David Rand, Réal Boivin, Pierre Thibault
Libres penseurs athées, Association intervenante dans la cause Hak contre PGQ
2020-12-24
Dans la même série :
- Les non-dits du procès contre la Loi 21
- La commission scolaire English Montreal permet-elle la maltraitance des enfants ? (Cette page-ci)
- Plaidoirie de Libres penseurs athées, Journal du procès Hak contre PGQ
- Une orgie d’hyperbole haineuse — Journal du procès : Semaine 5
- Journal du procès : Semaine 4
- Journal du procès : Semaine 3
- Journal du procès : Semaine 2
- Journal du procès : Semaine 1
Le procès contre la Loi sur la laïcité de l’État (Loi 21) est maintenant chose du passé, bien que la décision du juge ne sera probablement connue que vers la fin de l’hiver au plus tôt. Mais les divers témoignages et plaidoiries nous laissent beaucoup de matière à réflexion.
Le 8 décembre, Maître Perri Ravon a fait sa plaidoirie en tant qu’avocate de la commission scolaire English Montreal (English Montreal School Board ou EMSB). Sa principale ligne d’attaque contre la Loi 21 était d’affirmer que la communauté anglophone se distingue de la majorité francophone québécoise non seulement par sa langue, mais aussi par sa culture qui s’inspire du multiculturalisme qui est incompatible avec la Loi 21 à laquelle s’opposent toutes les neuf commissions scolaires anglophones de la province. Ainsi, Maître Ravon faisait écho aux propos de Maître Jennifer Klink (aussi pour l’EMSB) pour qui la laïcité dite « ouverte » (« open secularism ») aurait des racines profondes dans la culture anglophone, ainsi que des propos de Julius Grey (pour le Quebec Community Groups Network ou QCGN) qui, une semaine avant, avait souligné le rejet de la laïcité républicaine par les anglophones.
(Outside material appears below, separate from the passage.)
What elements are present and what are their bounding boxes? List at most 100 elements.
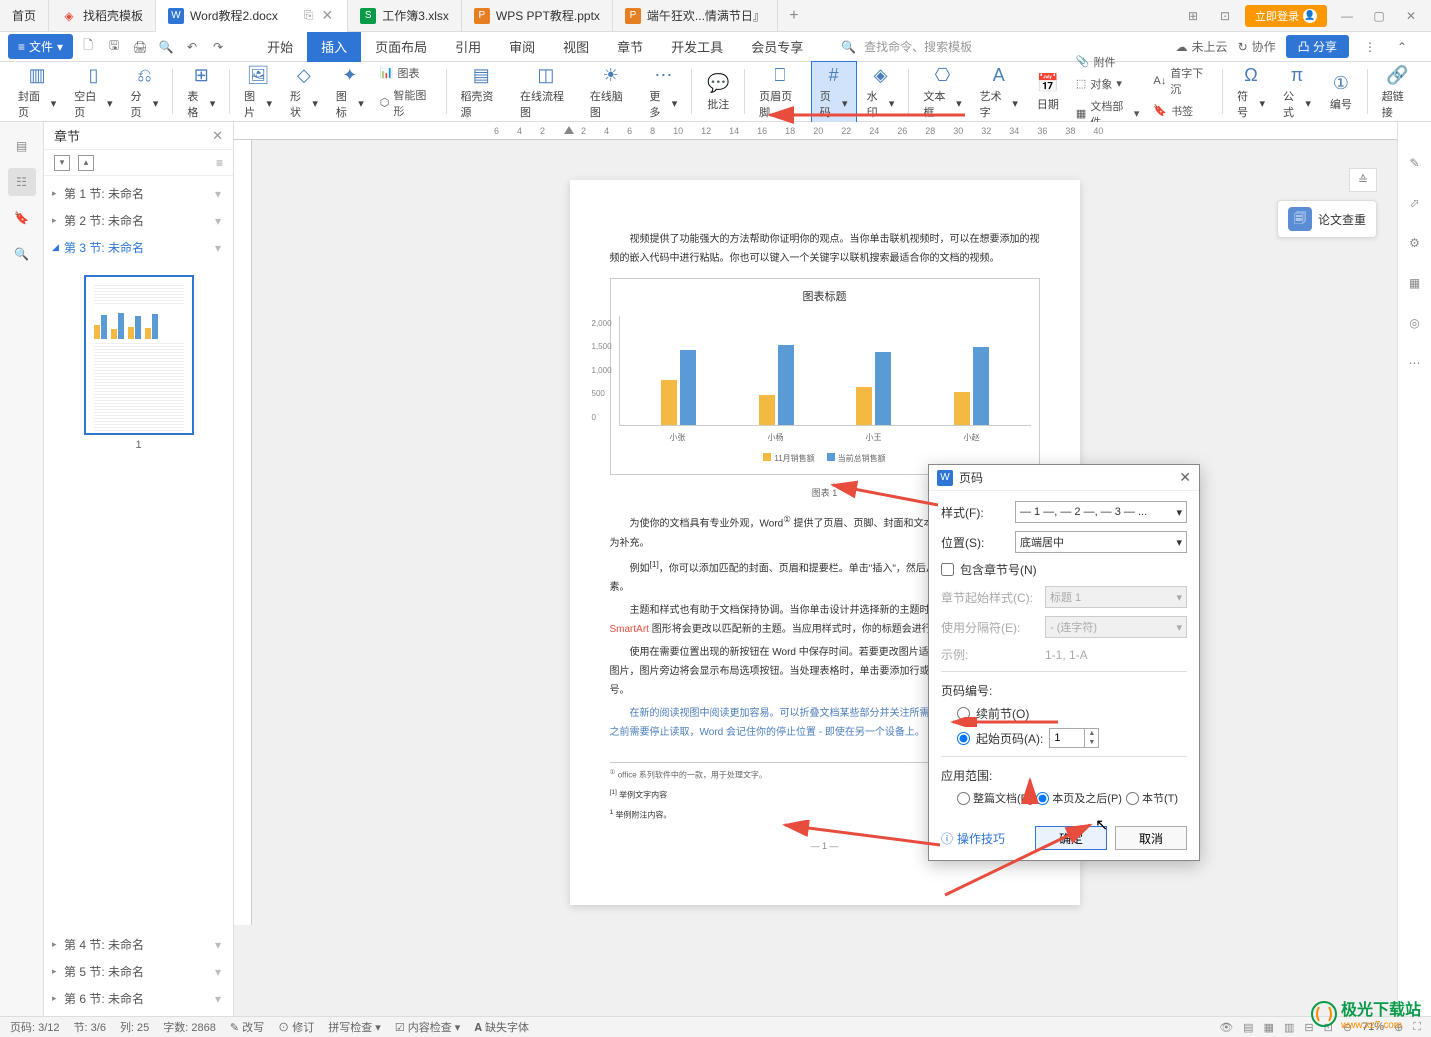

L’idée, donc, était d’exiger un traitement à part pour la communauté anglophone, étant donné son approche distincte au sécularisme. L’hypocrisie de cette position est flagrante. Les adversaires de la Loi 21 cherchaient justement à minimiser la nature distincte du Québec, non seulement sa langue mais aussi sa culture, dans la fédération canadienne, pour ainsi nier son droit à un régime différent de celui du reste du Canada en matière de laïcité.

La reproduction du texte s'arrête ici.